Kurz zum Autor:
Peter Bieri, geboren 1944 in Bern, ist Professor für Philosophie an der Freien Universität Berlin bei der er einen Lehrstuhl für Sprachphilosophie und Analytische Philosophie innehat. Seine Werke veröffentlicht er unter dem Pseudonym Pascal Mercier.
Nachtzug nach Lissabon
Raimund Gregorius ist Altphilologe, lehrt Griechisch, Latein und Hebräisch an einem Berner Gymnasium. Seine Welt sind schöne Worte, er liebt die alten Sprachen, schätzt sein behäbiges alltäglichen Leben; bis eines Morgens auf dem Weg zur Schule eine Frau, welche auf der Brücke steht, und sich allem Anschein nach ins Wasser stürzen möchte, sein Leben verändert.

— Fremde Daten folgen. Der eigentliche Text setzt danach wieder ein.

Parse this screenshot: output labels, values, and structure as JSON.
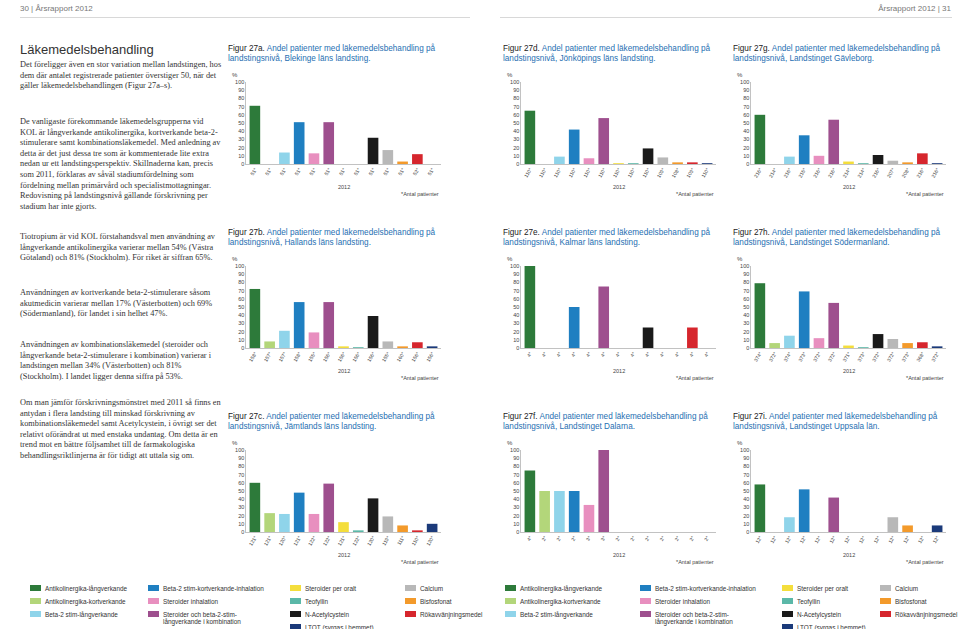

Sie bewirkt in ihm etwas, etwas das er nicht erklären kann, vielleicht ist es das wohlklingende Wort „português“, denn das hat er von der Frau erfahren dass sie Portugiesin ist; dass ihn dazu bewegt mitten im zweiten Teil der Schulstunde seinen Mantel zu nehmen und ohne ein Wort zu verlieren die Schule zu verlassen.
Sein Weg führt in zu der spanischen Buchhandlung welche er von früheren Besuchen kennt. Dort entdeckt er das Buch des AMADEU INÁCIO DE ALMEIDA PRADO, „UM OURIVES DAS PALAVRAS“, eines portugiesischen Philosophen , der die Erfahrungen des Lebens beschreibt und dessen Sätze genau Gregorius anzusprechen scheinen und nicht mehr loslassen.
Schon am nächsten Tag sitzt Gregorius im Zug nach Lissabon auf der Suche nach Amadeu Inácio de Almeida Prado.
In Lissabon angkommen fällt es ihm nicht schwer Menschen zu finden welche Amadeu der, wie sich herausstellt, Arzt und Widerstandskämpfer gegen Salazar war und noch vor der Nelkenrevolution an einem Gehirnschlag starb, kannten.
Durch das Lesen in dem Buche, die Gespräche und Begegnungen streift Gregorius immer mehr von seinem alten Leben ab.
Natürlich kehrt er wieder in die Schweiz zurück, wo er nun erkennt, auch wenn man selber Veränderungen durchmacht, bedeutet das nicht das die Umwelt sich im gleichen Masse verändert.
Es ist kein Buch dass man im „Schnellzugtempo“ lesen kann, jedoch nicht mehr aus der Hand legen möchte und es bedauert die letzte Seite erreicht zu haben.
Siebenstein fragt:
ZitatMagst du noch etwas mehr über deinen persönlichen Eindruck schreiben (natürlich ohne zuviel zu verraten)?
Das mache ich natürlich gerne.
Mir gefiel wie sich der Protagonist der sich vom etwas, ja man kann schon sagen „Langweiligen“, behäbigen Mann, je tiefer er sich in das Leben von Amadeu Inácio de Almeida Prado vertieft zu einem Menschen mit grossen Bewussein was das Leben noch bietet entwickelt.
Der Autor wählte eine ungemein schöne, wie soll ich sagen „poetische“ Sprache. Dann die Zitate welche er dem erfundenen Schriftsteller in den Mund legt, ja die regen doch etwas zum Nachdenken an.:
ZitatPALAVRAS NUM SILENCIO DE OURO. WORTE IN GOLDENER STILLE. Wenn ich Zeitung lese, Radio höre oder im Cafe darauf achte, was die Leute sagen, empfinde ich immer öfter Überdruss, ja Ekel ob der immergleichen Worte, die geschrieben und gesprochen werden - ob der immer gleichen Wendungen, Floskeln und Metaphern. Und am schlimmsten ist es, wenn ich mir selbst zuhöre und feststellen muss, dass auch ich die ewiggleichen Dinge sage. Sie sind so schrecklich verbraucht und verwohnt, diese Worte, abgenutzt von millionenfacher Verwendung. Haben sie überhaupt noch eine Bedeutung? Natürlich, der Austausch der Wörter funktioniert, die Leute handeln danach, sie lachen und weinen, sie gehen nach links oder rechts, der Kellner bringt den Kaffee oder Tee. Doch das ist es nicht, was ich fragen will. Die Frage ist: Sind sie noch Ausdruck von Gedanken? Oder nur wirkungsvolle Lautgebilde, welche die Menschen dahin und dorthin treiben, weil die eingravierten Spuren des Geplappers unablässig aufleuchten?
Man darf jedoch nicht vergessen es ist ein Roman, eine fiktive Geschichte. Der Autor schafft es einfach, mit seinen Worten in uns etwas erklingen zu lassen.